Consider with me at what this boldness looks like, because there is a lesson here in what bold faith can look like for each of us too.
bold faith
Don’t miss this detail in the story.
Verse 16 tells us that the discussion between God and Peter in this vision happens three times.
That detail is incredibly significant.
What other conversations had taken place in Peter’s life in a repetition of three?
I can think of a couple.
It was three times that Peter denied knowing Jesus on the night of Christ’s arrest before the crucifixion.
After Jesus rose from the grave, it was three times that Jesus asks Peter, “do you love me?”
In order to reinstate him as an apostle with the instruction, “feed my sheep.”
a vision that reminds Peter of where he has been before
Here’s the point.
This vision that Peter sees not only reminds him of where God is moving next, it is also a vision that reminds Peter of where he has been before.
The scene in which Peter denies Jesus shows us one of the lowest points in Peter’s faith.
In spite of everything we could ever say about a faith that has boldness; the moment of Peter’s denial plainly displays the exact opposite of boldness.
The moment later on when Jesus pulls Peter aside on the lakeshore is a reminder for Peter that his past failure to live up to a bold faith is not held against him.
Peter had a moment on that night in the courtyard of the high priest when he could have stepped up and proclaimed an amazingly bold display of faith if he had only accepted and proclaimed his connection to Jesus.
But Peter failed back there in the worst possible way.
Peter has to confront his past failures and mistakes as part of the process in his steps forward towards boldness
The three-times nature of this vision in Acts would not have been lost upon Peter.
He would have known exactly what God was referencing in his own past by bringing this same conversation in front of Peter three times.
It illustrates something for us.
Peter has to confront his past failures and mistakes as part of the process in his steps forward towards boldness.
confront fears and past failures
That can be true for us too.
In fact, quite often that is true for us.
The thing that holds our faith back from being bold is a fear or a failure that keeps a grip on us.
That is absolutely a part of Peter’s story.
And I think it is a part of all our stories as well.
I didn’t go right from my college years into seminary.
It was quite a few years later that I went and did my seminary education.
Even in moments while living in Kalamazoo when that was repeatedly being placed in front of me, I completely ignored it as best I could.

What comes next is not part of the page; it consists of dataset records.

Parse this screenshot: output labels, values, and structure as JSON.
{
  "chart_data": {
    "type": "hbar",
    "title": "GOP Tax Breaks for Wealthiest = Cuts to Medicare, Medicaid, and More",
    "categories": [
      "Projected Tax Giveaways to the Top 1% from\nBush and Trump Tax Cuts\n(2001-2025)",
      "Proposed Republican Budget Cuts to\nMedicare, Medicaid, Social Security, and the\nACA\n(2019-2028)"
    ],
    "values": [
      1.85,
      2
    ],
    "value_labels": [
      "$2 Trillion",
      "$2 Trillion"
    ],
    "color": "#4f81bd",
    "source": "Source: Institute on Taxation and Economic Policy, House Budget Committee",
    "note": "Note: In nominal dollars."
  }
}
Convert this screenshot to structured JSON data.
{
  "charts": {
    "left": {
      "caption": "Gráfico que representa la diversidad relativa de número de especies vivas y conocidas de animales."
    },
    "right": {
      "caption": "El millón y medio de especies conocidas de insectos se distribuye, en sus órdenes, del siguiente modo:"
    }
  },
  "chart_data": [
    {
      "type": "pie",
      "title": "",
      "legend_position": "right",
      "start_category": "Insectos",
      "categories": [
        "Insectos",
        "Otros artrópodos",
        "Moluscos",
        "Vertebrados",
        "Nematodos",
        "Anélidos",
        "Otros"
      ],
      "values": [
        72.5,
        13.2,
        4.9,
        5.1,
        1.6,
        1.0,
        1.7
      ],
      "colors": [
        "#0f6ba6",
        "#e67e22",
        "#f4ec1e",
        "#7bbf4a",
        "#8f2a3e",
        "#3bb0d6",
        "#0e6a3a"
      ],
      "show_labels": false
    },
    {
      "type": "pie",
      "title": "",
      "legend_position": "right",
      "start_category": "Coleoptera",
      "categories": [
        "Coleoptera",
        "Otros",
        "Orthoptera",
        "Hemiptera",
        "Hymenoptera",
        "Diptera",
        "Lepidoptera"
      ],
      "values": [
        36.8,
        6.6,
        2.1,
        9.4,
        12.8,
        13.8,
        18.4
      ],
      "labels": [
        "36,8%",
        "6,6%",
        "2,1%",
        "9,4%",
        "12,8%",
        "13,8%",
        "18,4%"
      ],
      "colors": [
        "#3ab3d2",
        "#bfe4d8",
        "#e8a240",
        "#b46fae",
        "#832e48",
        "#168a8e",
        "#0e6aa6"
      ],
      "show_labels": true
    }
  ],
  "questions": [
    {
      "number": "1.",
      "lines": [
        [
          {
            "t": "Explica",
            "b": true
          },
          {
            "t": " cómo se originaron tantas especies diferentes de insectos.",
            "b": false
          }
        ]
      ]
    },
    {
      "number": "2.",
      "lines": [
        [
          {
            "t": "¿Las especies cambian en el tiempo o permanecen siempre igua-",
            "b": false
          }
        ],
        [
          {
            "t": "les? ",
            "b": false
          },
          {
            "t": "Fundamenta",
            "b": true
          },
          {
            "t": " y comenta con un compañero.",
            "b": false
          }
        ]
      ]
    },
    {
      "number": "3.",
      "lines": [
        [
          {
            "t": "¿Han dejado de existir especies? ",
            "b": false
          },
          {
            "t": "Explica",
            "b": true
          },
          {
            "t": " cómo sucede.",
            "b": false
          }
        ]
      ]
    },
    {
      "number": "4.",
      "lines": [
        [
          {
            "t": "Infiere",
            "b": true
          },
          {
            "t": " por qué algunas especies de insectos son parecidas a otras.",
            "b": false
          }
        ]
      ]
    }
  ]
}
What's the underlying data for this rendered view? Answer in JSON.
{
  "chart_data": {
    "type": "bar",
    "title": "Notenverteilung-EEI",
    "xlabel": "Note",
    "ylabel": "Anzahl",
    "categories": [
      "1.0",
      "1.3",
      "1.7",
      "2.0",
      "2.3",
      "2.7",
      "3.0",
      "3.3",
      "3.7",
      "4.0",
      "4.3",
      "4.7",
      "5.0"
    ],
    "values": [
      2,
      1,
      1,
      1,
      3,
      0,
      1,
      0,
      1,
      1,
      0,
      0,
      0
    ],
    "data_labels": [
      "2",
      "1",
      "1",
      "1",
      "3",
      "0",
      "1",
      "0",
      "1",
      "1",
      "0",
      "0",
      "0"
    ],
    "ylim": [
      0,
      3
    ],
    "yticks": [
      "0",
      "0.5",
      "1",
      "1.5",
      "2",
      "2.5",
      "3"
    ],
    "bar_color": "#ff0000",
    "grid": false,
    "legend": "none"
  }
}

Among all the reasons I kept holding onto in my mind about why I would not go to seminary, the biggest objection I had was the languages.
A pastoral degree from Calvin Seminary requires learning both Greek and Hebrew.
It wasn’t a laziness that I just didn’t want to put in the work—I was okay with doing the work.
And it wasn’t a lack of desire that I just didn’t care about biblical languages—I found it fascinated to learn about.
In the end it was about a fear that I couldn’t do it; that I would not be able to learn those languages well enough to pass and get my graduate degree.
It was a fear of failure that kept me away from taking that bold step forward.
have there been moments when fear has held you back?
naming fears and failures out loud helps to begin taking the next step
What about you?
Think for a moment about the opportunities that God has placed in front of you in your life to take a bold step forward.
Have there been moments when fear has held you back?
In this vision that Peter sees from heaven he is reminded of the time when his own fears prompted him to deny Jesus three times.
Fear held him back.
Don’t leave here today without giving some honest thought in your own life about times when there has been a fear that keeps you from taking that next bold step forward in faith.
Can you name it?
Can you put words around it?
Can you call out that fear and name those failures which put a lid on top of your faith and keep it from finding that next bold step.
Peter had to be reminded of it and confront those past fears and failures.
The same thing is true for each of us too.
Name it.
Call it out.
Identify it.
Sometimes just being able to name the fears and the failures and say it out loud gives us what we need to begin taking that next step past it.